A general autopsy confirmed bilateral bronchopneumonia, but no evidence of systemic vasculitis. The brain weighed 1,290 g. Its gross examination disclosed confluent lesions with focal cavitation and brown discoloration in the left temporoparietal lobe ( Fig. 2A). Microscopic examination showed chronic hemorrhagic infarction and/or hemorrhage in the left temporoparietal lobe, with focal cavitation, hemosiderin deposition, and extensive infiltration of macrophages ( Fig. 2B). Minimal brain atrophy was seen. Transverse sections of the brainstem exhibited mild to moderate depigmentation of the substantia nigra (SN, Fig. 2C) and locus ceruleus (LC; Fig. 2D). The adjacent tissue exhibited markedly reactive changes. Wallerian degeneration of the left pyramidal tracts was noted. However, there was no active vasculitis.
The brain was also remarkable for Lewy pathology. The loss of pigmented neurons in SN and LC was microscopically moderate (
Fig. 2C-F). LB was readily found in the brainstem nuclei including LC and SN. α-Synuclein immunostaining demonstrated LB and LN frequently in the brainstem nuclei, intralaminar thalamic nuclei (
Fig. 2G), and cornu ammonis 2 region of the hippocampus (
Fig. 2H), but occasionally in the transentorhinal region and rarely in the neocortex. There was no evidence of cerebral amyloid angiopathy or other neurodegenerative diseases other than age-related changes. This brain Lewy pathology corresponds to the pathological stage 4 (out of 6) for PD
[ 4 ].
Discussion
The present case is the first to demonstrate vanishing vasculitis in a brain with Lewy pathology. The postmortem neuropathological findings are diagnostic of PD, which may explain the late-disclosed tremor in this patient.
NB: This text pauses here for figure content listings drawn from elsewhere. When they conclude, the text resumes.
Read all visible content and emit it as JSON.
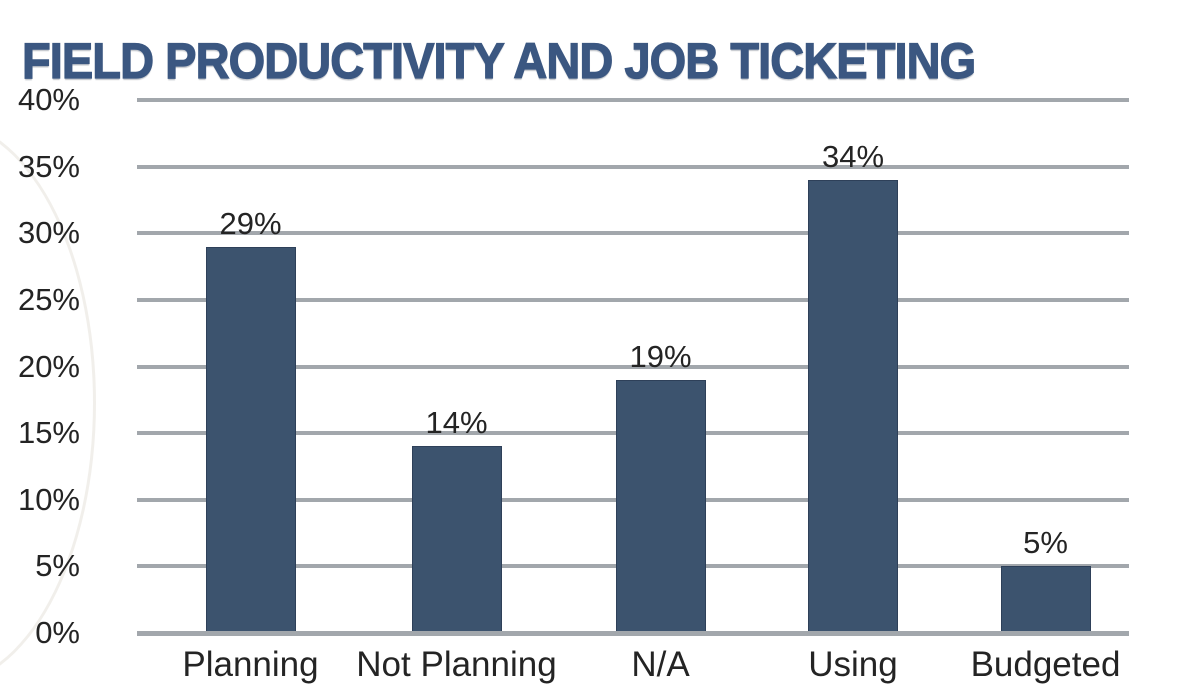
{
  "page": {
    "title": "FIELD PRODUCTIVITY AND JOB TICKETING"
  },
  "chart_data": {
    "type": "bar",
    "orientation": "vertical",
    "title": "FIELD PRODUCTIVITY AND JOB TICKETING",
    "categories": [
      "Planning",
      "Not Planning",
      "N/A",
      "Using",
      "Budgeted"
    ],
    "values": [
      29,
      14,
      19,
      34,
      5
    ],
    "data_labels": [
      "29%",
      "14%",
      "19%",
      "34%",
      "5%"
    ],
    "xlabel": "",
    "ylabel": "",
    "ylim": [
      0,
      40
    ],
    "ytick_values": [
      0,
      5,
      10,
      15,
      20,
      25,
      30,
      35,
      40
    ],
    "ytick_labels": [
      "0%",
      "5%",
      "10%",
      "15%",
      "20%",
      "25%",
      "30%",
      "35%",
      "40%"
    ],
    "grid": "horizontal",
    "legend": "none"
  },
  "colors": {
    "title": "#3b5781",
    "bar": "#3c536e",
    "gridline": "#a2a7ac",
    "axis_line": "#a2a7ac",
    "label_text": "#242424"
  }
}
PD produces some compromise in immune cells with dysregulated inflammatory responses. In PD, activation of the innate and adaptive immune system has been known to accompany the neuronal death
[ 4–
6 ]. The changes in numbers and some receptors of lymphocytes, particularly T cells, have been noted in the animal model of PD
[ 6 ] and patients with PD
[ 7–
8 ]. In our present case, the immune pathogenic process of Lewy pathology is likely interacting with that of vasculitis.
Cerebral vasculitis can be caused by different pathogenic mechanisms
[ 1–
3 ]. Immune-mediated mechanisms are well-known, in which both macrophages and T cells are involved to contribute to the vessel damage. In our present case, the vanishing course of vasculitis may be attributable to the treatment with corticosteroids and/or its complex interactions with CVD-induced macrophage infiltration and immune-mediated mechanisms of Lewy pathology. The pathogenic relationship between cerebral vasculitis and Lewy pathology deserves further investigation.